Ya en este punto, comienza la tercera etapa en que considero debe ser dividida la historia de nuestro teatro; y ya aquí también se descubre de modo indudable la temeraria injusticia de los que pretenden anular la labor fecunda y hermosa de los dramaturgos nacionales que precedieron a Florencio Sánchez. Basta mencionar los nombres esclarecidos de Alfredo Duhau, Andrés A. Demarchi, Mateo Magariños Solsona, Nicolás Granada y Samuel Blixen para destruir la afirmación que acusamos al comenzar este rápido bosquejo. Obras de tan fina estructura como Un duelo v Honorio Blanchard, de Alfredo Duhau; obras de la enjundia y dramaticidad de Quien planta en tierra ajena, de Magariños Solsona; obras de la significación delicado esteticismo de El enemigo y Dea Morfina, de Andrés A. Demarchi; obras de la modernidad y elegante estructura de Un cuento del tío Marcelo, Frente a la muerte, Otoño, Invierno y Ajena, de Samuel Blixen; obras, en fin, de aguda observación, perfecta naturalidad y fino gracejo como La Estatua, Al campo, Las flores del muerto, La gaviota y El trofeo, de Nicolás Granada, son suficientes por si mismas a evidenciar que el teatro nacional era una realidad que existía antes del día 13 de agosto de 1903, fecha en que el gran Florencio estrenó su primer obra M'hijo el Dotor.

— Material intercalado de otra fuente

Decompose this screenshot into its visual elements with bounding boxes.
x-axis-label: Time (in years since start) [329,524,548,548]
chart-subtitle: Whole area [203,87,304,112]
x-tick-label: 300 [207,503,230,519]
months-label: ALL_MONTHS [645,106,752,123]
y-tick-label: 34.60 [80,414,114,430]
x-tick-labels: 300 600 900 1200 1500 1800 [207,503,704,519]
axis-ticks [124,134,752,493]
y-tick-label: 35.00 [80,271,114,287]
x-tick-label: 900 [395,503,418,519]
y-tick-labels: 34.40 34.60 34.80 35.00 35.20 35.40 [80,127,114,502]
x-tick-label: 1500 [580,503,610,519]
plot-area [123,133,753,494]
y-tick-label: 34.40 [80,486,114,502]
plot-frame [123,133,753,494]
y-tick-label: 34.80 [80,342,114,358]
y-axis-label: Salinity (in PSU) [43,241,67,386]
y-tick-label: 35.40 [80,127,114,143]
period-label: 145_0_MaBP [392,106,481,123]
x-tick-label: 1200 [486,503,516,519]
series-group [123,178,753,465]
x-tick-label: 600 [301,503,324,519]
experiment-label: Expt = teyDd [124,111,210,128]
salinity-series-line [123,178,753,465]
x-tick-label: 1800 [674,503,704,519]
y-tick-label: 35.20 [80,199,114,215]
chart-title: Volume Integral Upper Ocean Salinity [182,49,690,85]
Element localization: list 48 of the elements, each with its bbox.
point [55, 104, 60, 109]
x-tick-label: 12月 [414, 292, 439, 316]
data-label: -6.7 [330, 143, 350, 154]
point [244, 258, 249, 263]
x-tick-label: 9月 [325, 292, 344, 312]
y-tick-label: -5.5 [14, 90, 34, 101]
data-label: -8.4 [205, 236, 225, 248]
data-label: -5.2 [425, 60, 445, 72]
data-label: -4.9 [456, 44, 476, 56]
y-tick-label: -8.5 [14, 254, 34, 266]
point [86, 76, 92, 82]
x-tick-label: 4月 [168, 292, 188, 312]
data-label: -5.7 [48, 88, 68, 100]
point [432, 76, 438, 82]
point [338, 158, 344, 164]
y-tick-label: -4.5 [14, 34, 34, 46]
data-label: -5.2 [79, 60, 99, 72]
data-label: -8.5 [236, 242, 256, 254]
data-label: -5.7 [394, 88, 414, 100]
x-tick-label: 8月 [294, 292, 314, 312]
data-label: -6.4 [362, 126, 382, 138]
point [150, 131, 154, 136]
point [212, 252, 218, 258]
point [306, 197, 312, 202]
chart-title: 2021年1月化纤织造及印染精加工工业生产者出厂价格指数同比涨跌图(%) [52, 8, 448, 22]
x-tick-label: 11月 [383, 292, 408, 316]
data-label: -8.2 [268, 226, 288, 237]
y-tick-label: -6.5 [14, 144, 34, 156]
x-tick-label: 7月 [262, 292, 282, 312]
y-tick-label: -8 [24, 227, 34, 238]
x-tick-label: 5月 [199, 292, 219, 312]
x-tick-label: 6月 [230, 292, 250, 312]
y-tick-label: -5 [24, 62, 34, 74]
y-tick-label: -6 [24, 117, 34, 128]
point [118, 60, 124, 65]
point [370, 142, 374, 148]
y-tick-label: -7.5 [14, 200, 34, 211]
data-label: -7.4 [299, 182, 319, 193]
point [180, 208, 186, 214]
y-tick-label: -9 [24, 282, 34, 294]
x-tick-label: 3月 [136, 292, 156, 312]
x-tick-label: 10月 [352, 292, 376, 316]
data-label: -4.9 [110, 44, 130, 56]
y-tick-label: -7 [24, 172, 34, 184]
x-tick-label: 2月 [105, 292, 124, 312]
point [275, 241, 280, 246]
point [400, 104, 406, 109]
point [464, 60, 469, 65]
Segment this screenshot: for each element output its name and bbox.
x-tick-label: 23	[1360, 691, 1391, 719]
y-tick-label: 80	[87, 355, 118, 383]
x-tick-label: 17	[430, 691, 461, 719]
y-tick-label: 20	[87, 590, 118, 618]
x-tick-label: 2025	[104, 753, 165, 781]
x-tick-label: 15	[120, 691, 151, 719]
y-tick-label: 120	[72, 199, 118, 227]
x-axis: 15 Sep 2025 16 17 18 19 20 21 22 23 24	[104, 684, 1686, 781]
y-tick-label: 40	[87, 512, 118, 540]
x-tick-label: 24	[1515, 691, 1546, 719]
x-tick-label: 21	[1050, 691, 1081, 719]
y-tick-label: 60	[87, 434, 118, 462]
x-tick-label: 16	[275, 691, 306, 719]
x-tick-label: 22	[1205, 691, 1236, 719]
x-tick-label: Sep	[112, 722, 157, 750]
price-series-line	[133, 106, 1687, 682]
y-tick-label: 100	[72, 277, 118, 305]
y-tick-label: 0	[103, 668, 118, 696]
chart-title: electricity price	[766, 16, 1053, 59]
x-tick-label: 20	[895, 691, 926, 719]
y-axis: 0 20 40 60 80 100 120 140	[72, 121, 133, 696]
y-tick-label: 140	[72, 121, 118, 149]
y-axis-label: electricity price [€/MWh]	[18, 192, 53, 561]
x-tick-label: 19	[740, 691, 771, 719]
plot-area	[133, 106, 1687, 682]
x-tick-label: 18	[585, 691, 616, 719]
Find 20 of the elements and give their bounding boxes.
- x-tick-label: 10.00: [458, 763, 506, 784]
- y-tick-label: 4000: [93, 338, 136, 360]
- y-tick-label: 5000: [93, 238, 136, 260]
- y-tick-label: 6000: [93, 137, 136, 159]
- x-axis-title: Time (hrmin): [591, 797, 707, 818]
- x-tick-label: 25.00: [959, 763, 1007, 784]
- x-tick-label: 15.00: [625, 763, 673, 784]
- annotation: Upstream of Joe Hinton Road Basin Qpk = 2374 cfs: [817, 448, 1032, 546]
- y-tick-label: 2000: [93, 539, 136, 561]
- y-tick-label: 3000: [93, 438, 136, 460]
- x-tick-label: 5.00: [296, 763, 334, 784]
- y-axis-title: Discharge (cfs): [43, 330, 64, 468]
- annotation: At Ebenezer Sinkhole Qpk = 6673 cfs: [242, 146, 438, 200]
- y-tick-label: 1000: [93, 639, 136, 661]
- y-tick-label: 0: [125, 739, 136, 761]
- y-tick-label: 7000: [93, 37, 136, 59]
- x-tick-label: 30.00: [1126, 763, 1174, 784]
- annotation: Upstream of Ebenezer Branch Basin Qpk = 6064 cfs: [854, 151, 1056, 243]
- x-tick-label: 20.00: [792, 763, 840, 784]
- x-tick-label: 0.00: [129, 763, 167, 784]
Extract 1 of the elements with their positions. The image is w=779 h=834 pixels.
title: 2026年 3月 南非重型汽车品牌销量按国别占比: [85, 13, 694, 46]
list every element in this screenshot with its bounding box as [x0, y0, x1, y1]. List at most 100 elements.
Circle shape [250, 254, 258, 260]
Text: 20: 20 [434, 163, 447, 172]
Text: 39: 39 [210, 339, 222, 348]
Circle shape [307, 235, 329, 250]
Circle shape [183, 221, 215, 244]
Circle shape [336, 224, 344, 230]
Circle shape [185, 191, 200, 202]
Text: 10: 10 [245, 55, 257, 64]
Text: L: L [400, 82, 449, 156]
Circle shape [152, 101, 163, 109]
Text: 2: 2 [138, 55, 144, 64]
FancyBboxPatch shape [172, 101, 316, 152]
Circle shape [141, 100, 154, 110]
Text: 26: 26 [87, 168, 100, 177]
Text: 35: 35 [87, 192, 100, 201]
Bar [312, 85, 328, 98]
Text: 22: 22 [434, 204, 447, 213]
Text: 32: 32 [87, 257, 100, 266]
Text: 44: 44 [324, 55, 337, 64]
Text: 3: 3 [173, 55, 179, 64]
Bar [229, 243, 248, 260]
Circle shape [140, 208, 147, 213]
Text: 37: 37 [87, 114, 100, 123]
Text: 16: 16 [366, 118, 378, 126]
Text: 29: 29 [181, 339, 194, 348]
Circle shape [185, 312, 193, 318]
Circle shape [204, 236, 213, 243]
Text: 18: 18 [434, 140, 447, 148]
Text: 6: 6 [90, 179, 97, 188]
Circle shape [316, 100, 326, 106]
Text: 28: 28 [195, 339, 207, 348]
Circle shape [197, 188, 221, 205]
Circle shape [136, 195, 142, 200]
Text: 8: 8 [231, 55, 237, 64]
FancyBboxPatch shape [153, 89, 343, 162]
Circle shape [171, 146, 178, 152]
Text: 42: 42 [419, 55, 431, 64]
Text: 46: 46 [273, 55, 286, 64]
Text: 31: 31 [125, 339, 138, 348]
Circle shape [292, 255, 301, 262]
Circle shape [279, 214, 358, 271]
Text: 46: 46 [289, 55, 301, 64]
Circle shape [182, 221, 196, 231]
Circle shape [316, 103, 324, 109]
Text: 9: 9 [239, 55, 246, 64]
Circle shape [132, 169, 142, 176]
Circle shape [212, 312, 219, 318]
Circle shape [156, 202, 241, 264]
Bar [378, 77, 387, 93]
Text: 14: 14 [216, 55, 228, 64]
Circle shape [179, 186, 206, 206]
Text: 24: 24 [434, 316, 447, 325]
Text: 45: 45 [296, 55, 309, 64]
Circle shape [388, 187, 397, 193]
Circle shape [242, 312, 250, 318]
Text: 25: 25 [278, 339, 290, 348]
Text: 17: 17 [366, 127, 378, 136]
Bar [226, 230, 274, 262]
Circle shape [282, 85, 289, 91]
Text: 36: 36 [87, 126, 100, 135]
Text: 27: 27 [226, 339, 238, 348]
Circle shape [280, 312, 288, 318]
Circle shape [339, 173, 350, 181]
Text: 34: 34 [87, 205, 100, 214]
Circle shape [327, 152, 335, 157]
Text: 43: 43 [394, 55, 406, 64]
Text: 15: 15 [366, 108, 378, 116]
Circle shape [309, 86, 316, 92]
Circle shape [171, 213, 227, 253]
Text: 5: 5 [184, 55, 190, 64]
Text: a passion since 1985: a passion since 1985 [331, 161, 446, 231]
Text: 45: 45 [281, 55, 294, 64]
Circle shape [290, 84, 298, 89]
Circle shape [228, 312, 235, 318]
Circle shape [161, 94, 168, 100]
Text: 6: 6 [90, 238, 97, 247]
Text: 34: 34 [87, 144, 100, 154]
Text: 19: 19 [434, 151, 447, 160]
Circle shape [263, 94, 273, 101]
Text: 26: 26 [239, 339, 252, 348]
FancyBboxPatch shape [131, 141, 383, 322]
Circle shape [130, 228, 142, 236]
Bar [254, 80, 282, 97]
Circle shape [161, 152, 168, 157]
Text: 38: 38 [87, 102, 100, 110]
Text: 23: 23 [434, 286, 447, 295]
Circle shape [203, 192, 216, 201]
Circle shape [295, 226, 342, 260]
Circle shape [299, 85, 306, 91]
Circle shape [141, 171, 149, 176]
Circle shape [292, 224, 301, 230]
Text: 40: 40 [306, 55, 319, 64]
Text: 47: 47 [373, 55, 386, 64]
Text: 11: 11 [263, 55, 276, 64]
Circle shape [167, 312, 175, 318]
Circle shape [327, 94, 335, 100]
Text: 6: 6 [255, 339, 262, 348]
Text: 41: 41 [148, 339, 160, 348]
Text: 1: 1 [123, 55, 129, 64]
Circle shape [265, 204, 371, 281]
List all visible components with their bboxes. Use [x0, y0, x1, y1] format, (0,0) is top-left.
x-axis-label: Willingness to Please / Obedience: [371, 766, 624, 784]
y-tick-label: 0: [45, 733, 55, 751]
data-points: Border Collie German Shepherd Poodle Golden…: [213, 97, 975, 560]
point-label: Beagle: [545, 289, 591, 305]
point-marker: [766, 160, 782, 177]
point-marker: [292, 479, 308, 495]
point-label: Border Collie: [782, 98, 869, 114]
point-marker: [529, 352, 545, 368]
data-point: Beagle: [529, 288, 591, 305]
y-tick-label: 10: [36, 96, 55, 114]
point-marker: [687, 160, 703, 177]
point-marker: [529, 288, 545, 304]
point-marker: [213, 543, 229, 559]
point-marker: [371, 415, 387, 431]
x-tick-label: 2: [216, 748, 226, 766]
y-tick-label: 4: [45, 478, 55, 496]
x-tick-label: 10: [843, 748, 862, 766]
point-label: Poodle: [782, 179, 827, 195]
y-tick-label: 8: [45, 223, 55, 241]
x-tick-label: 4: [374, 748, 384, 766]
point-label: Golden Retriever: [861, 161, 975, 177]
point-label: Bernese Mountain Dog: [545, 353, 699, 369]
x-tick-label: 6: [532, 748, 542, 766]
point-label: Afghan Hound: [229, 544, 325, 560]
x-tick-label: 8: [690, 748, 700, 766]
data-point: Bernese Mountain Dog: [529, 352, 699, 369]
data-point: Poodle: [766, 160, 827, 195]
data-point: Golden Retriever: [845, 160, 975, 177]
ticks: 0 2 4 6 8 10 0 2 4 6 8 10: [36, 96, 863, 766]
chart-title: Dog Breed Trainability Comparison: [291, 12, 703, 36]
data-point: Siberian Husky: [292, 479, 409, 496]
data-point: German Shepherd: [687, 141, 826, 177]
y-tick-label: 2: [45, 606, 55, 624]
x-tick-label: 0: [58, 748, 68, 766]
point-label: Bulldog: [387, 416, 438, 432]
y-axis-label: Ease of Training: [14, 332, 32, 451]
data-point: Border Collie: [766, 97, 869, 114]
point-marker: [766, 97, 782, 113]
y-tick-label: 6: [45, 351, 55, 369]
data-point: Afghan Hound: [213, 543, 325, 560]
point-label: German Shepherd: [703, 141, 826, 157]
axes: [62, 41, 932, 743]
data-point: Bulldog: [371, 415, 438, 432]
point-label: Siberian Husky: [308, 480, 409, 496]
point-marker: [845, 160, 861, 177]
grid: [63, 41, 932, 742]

Y habría aún que recordar, para ser estrictamente exactos, que antes de la aparición de Sánchez, se cumplió en nuestras letras una cuarta etapa con los denominados «dramas criollos», en los que se ilustraron los nombres de Elías Regules, Orosmán Moratorio, Francisco Pisano, Benjamín Fernández y Medina, Abdón Aróstegui, Enrique De María, Javier de Viana, el Viejo Pancho, Eduardo Fació Hébequer, etc. Y habría que agregar — puesto que con la denominación de «teatro nacional» se abarca no sólo al teatro uruguayo, sino también al argentino, — habría que agregar, repito, que allende el Plata, allá en Buenos Aires, antes que Florencio Sánchez, escribieron entre muchos otros, David Peña, Martín Coronado, Martiniano Leguizamón, Roberto Payró, José León Pagano, Gregorio de Laferrére, Enrique García Velloso, etc., etc. Obras de la categoría y teatralidad de Canción trágica, Sobre las ruinas, Calandria, La piedra del escándalo, Jesús Nazareno, Caín, Jettatore, Almas que luchan, Nirvana, etc., certifican que el teatro argentino tenía ya, antes de 1903, sólida y perfecta cimentación.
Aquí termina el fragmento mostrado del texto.